El horario de invierno está marcado por una especie de competición contra la luz. Por la mañana, sobre las 8, la montaña tapa todavía el sol. Te levantas y todo está mojado, empapado. Hace un frío gélido y caminas por una sombra líquida, hasta tal punto de que tienes que poner el limpiaparabrisas del coche hasta que no llegas a la parte soleada.
Desayuno en un rincón único, que ahora quieren destrozar para montar un complejo monstruoso. Es el síndrome de Mallorca. No saber valorar el tesoro que se tiene. Vender tu privilegio por un hipotético plato de lentejas. Qué triste. Pero mientras exista ese rincón, le seré fiel. Porque me alimenta espiritualmente.
Después comienzo un paseo. La tarde es tan corta que no da tiempo, de manera que en esta temporada lo has de trasladar a primera hora. Es curioso porque empiezas a caminar por la playa desierta bien abrigado. El mar incluso humea, porque se evapora a causa de la diferencia de temperatura.
Sin embargo, a medida que caminas el día se levanta. Y cuando emprendes la ruta de vuelta, tienes que quitarte el gorro y el abrigo porque empieza a hacer calor.

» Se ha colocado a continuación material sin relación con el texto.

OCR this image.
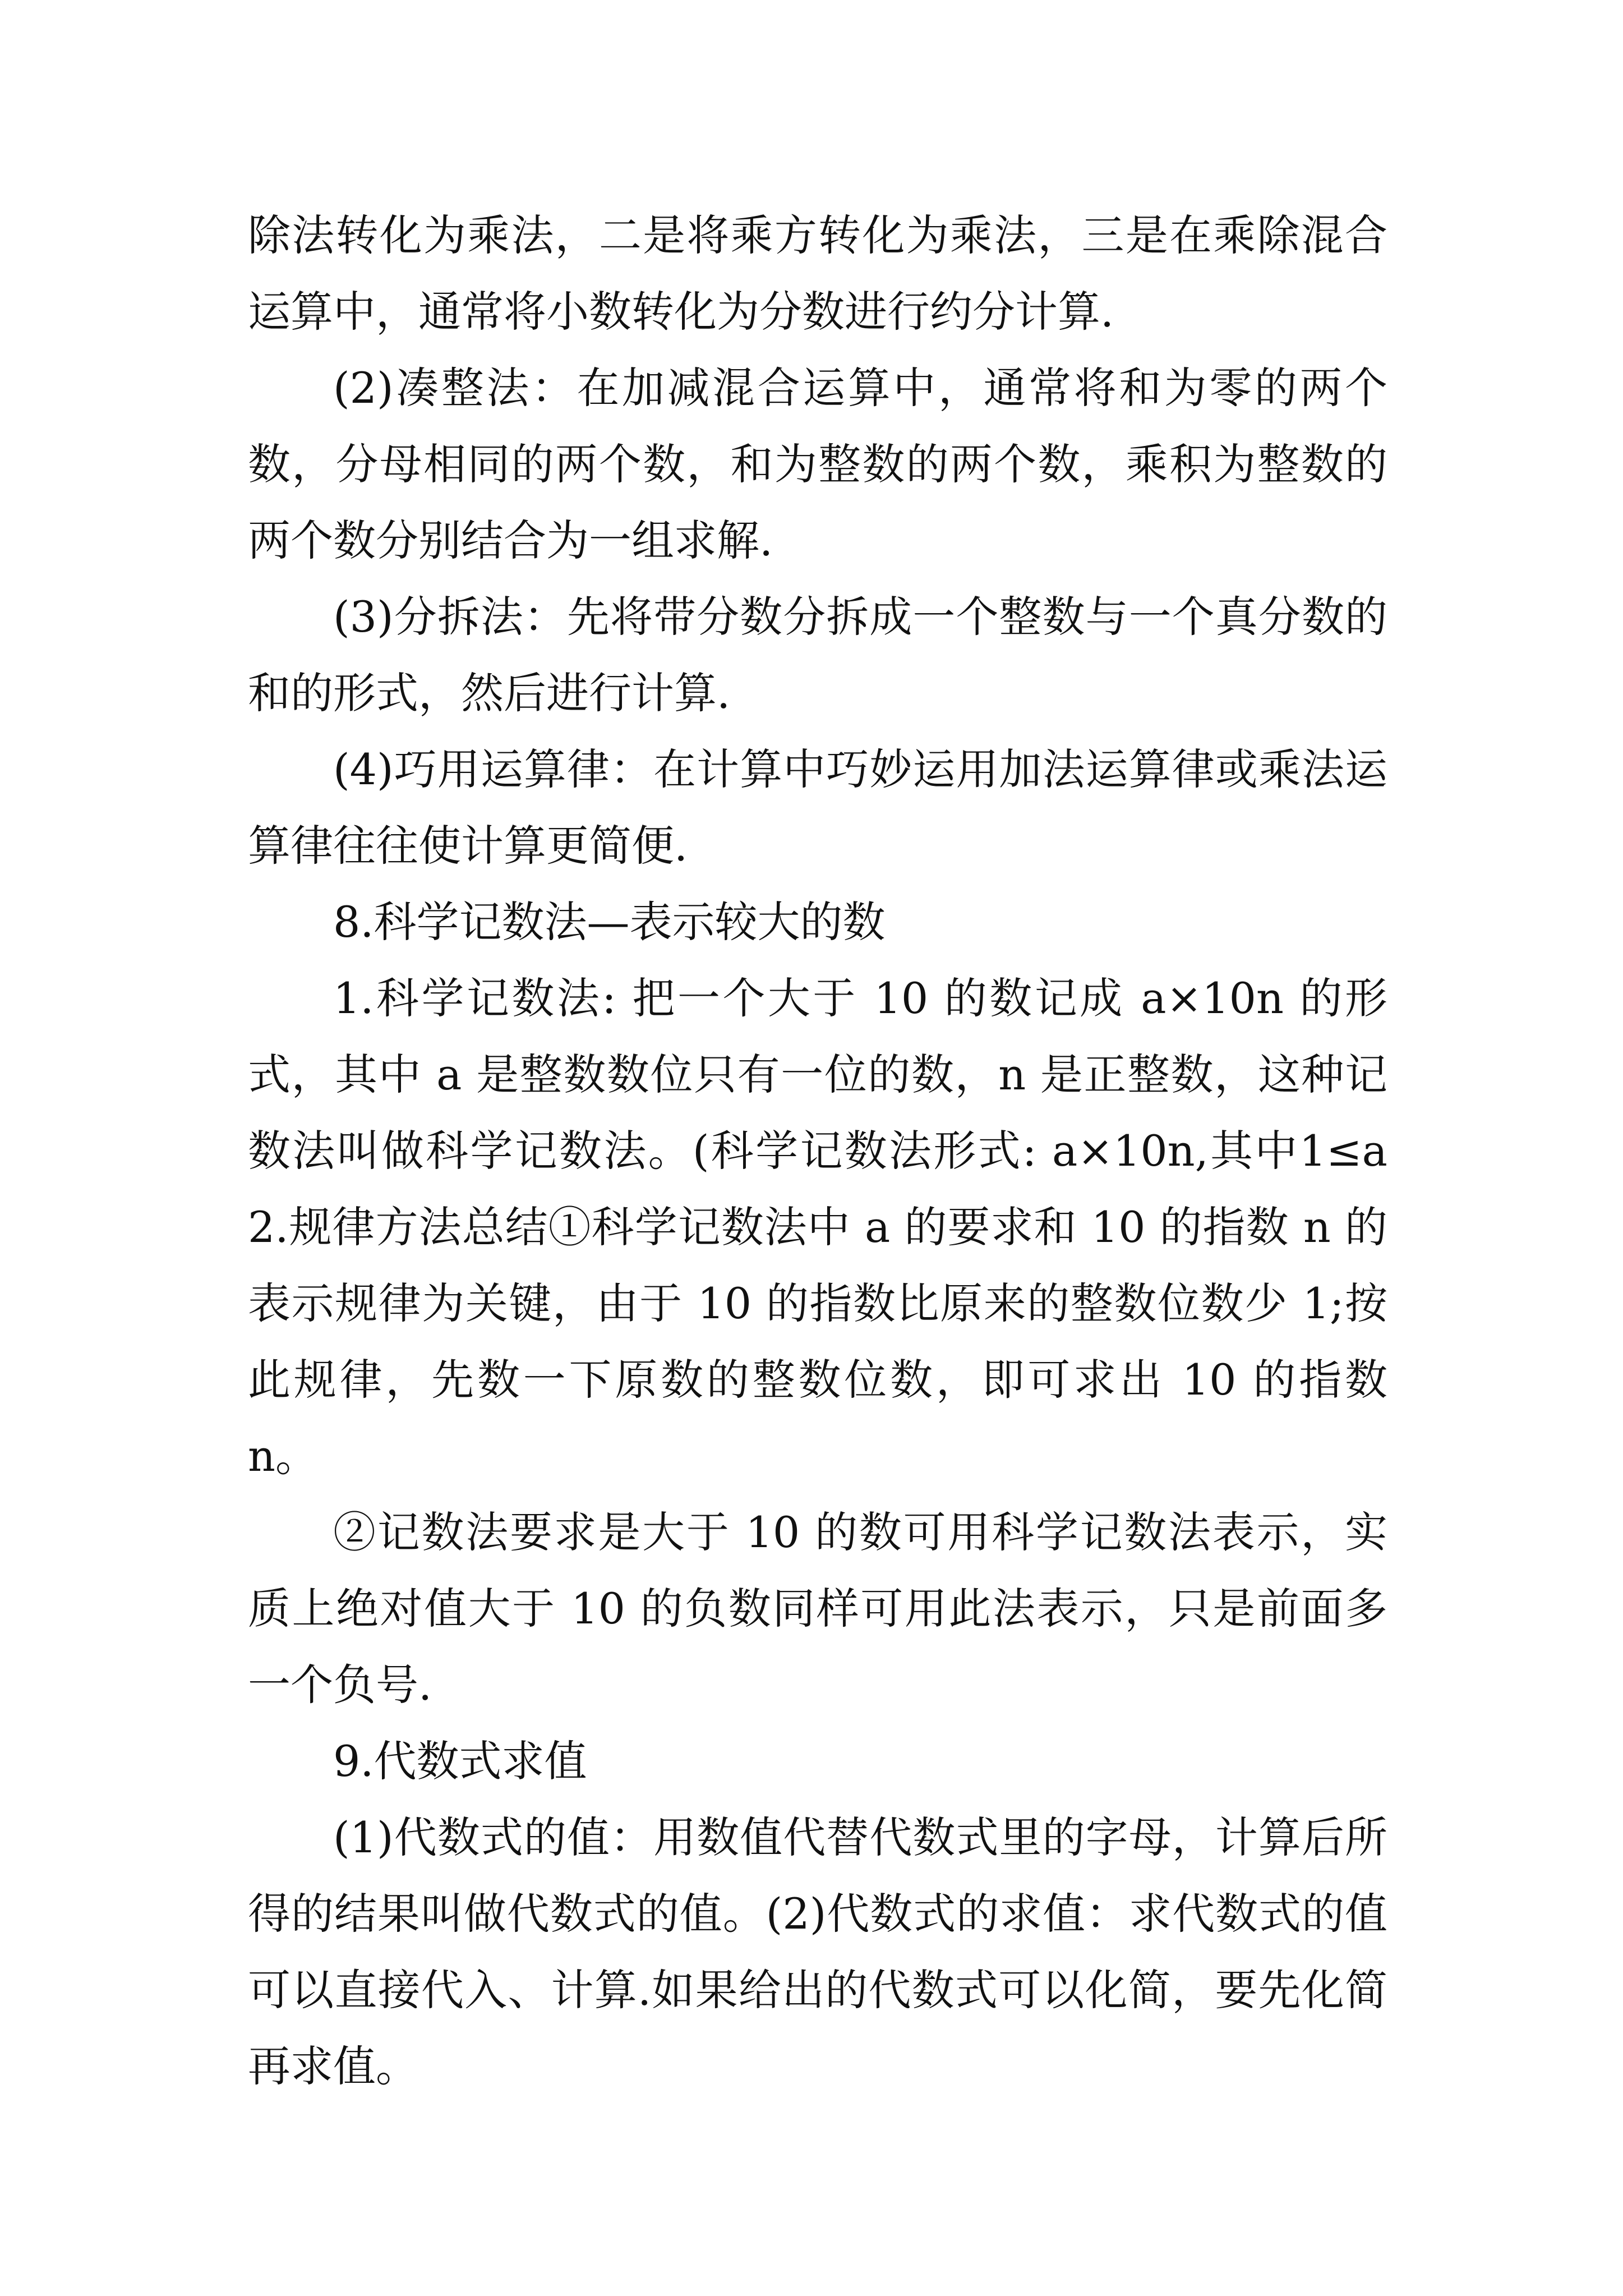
除法转化为乘法，二是将乘方转化为乘法，三是在乘除混合运算中，通常将小数转化为分数进行约分计算.

(2)凑整法：在加减混合运算中，通常将和为零的两个数，分母相同的两个数，和为整数的两个数，乘积为整数的两个数分别结合为一组求解.

(3)分拆法：先将带分数分拆成一个整数与一个真分数的和的形式，然后进行计算.

(4)巧用运算律：在计算中巧妙运用加法运算律或乘法运算律往往使计算更简便.

8.科学记数法—表示较大的数

1.科学记数法: 把一个大于 10 的数记成 a×10n 的形式，其中 a 是整数数位只有一位的数，n 是正整数，这种记数法叫做科学记数法。(科学记数法形式: a×10n,其中1≤a　　2.规律方法总结①科学记数法中 a 的要求和 10 的指数 n 的表示规律为关键，由于 10 的指数比原来的整数位数少 1;按此规律，先数一下原数的整数位数，即可求出 10 的指数 n。

②记数法要求是大于 10 的数可用科学记数法表示，实质上绝对值大于 10 的负数同样可用此法表示，只是前面多一个负号.

9.代数式求值

(1)代数式的值：用数值代替代数式里的字母，计算后所得的结果叫做代数式的值。(2)代数式的求值：求代数式的值可以直接代入、计算.如果给出的代数式可以化简，要先化简再求值。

La mañana lumínicamente hablando empieza aquí pasadas las 10’30. Es la hora de trabajar mirando cómo las nieblas del horizonte se van evaporando. Los días de calmas son muy agradables. Me siento al sol y entorno los ojos como hace la gata. Inmóvil, disfrutando de esa caricia intangible.
Por la tarde, casi nunca llego a tiempo para ganar a la luz. Después de hacer los recados, enviar los mensajes, acabar los trabajos, el día ya declina. A veces, como hoy, con unos tonos malvas que me recuerdan a los del puerto de Maó. Fosforecentes, pictóricos, contagiosos. Te causan una extraña euforia cuando los ves colorear las montañas como si fuesen una acuarela de la Hermandad Pictórica Aragonesa. Del granate al violeta, al índigo, al gris apagado.

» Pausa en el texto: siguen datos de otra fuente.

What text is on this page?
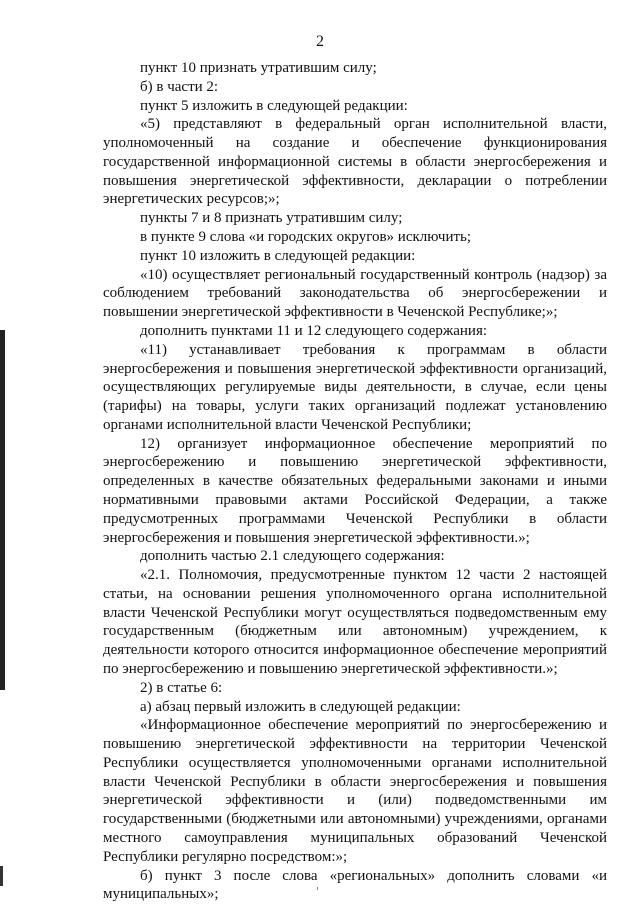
2

пункт 10 признать утратившим силу;

б) в части 2:

пункт 5 изложить в следующей редакции:

«5) представляют в федеральный орган исполнительной власти, уполномоченный на создание и обеспечение функционирования государственной информационной системы в области энергосбережения и повышения энергетической эффективности, декларации о потреблении энергетических ресурсов;»;

пункты 7 и 8 признать утратившим силу;

в пункте 9 слова «и городских округов» исключить;

пункт 10 изложить в следующей редакции:

«10) осуществляет региональный государственный контроль (надзор) за соблюдением требований законодательства об энергосбережении и повышении энергетической эффективности в Чеченской Республике;»;

дополнить пунктами 11 и 12 следующего содержания:

«11) устанавливает требования к программам в области энергосбережения и повышения энергетической эффективности организаций, осуществляющих регулируемые виды деятельности, в случае, если цены (тарифы) на товары, услуги таких организаций подлежат установлению органами исполнительной власти Чеченской Республики;

12) организует информационное обеспечение мероприятий по энергосбережению и повышению энергетической эффективности, определенных в качестве обязательных федеральными законами и иными нормативными правовыми актами Российской Федерации, а также предусмотренных программами Чеченской Республики в области энергосбережения и повышения энергетической эффективности.»;

дополнить частью 2.1 следующего содержания:

«2.1. Полномочия, предусмотренные пунктом 12 части 2 настоящей статьи, на основании решения уполномоченного органа исполнительной власти Чеченской Республики могут осуществляться подведомственным ему государственным (бюджетным или автономным) учреждением, к деятельности которого относится информационное обеспечение мероприятий по энергосбережению и повышению энергетической эффективности.»;

2) в статье 6:

а) абзац первый изложить в следующей редакции:

«Информационное обеспечение мероприятий по энергосбережению и повышению энергетической эффективности на территории Чеченской Республики осуществляется уполномоченными органами исполнительной власти Чеченской Республики в области энергосбережения и повышения энергетической эффективности и (или) подведомственными им государственными (бюджетными или автономными) учреждениями, органами местного самоуправления муниципальных образований Чеченской Республики регулярно посредством:»;

б) пункт 3 после слова «региональных» дополнить словами «и муниципальных»;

Entra la noche y baja mucho la temperatura. A media tarde hay que encender la chimenea, que a veces funciona a la primera y otras se hace mucho de rogar. Pero cuando se combustiona tiene algo mágico, que te hace compañía. Más o menos por esa hora entra la gata, se sube al sofá y ronronea estrepitosamente mientras abre y cierra las garras con placer.
Las noches calmas ves las barcas haciendo el calamar. Y muchas estrellas tachoneando el negro del cielo. La noche es profunda y silenciosa. Sueñas con una extraña precisión. Te preguntas a veces si esos sueños de inverno no son más reales que muchas de tus jornadas diurnas.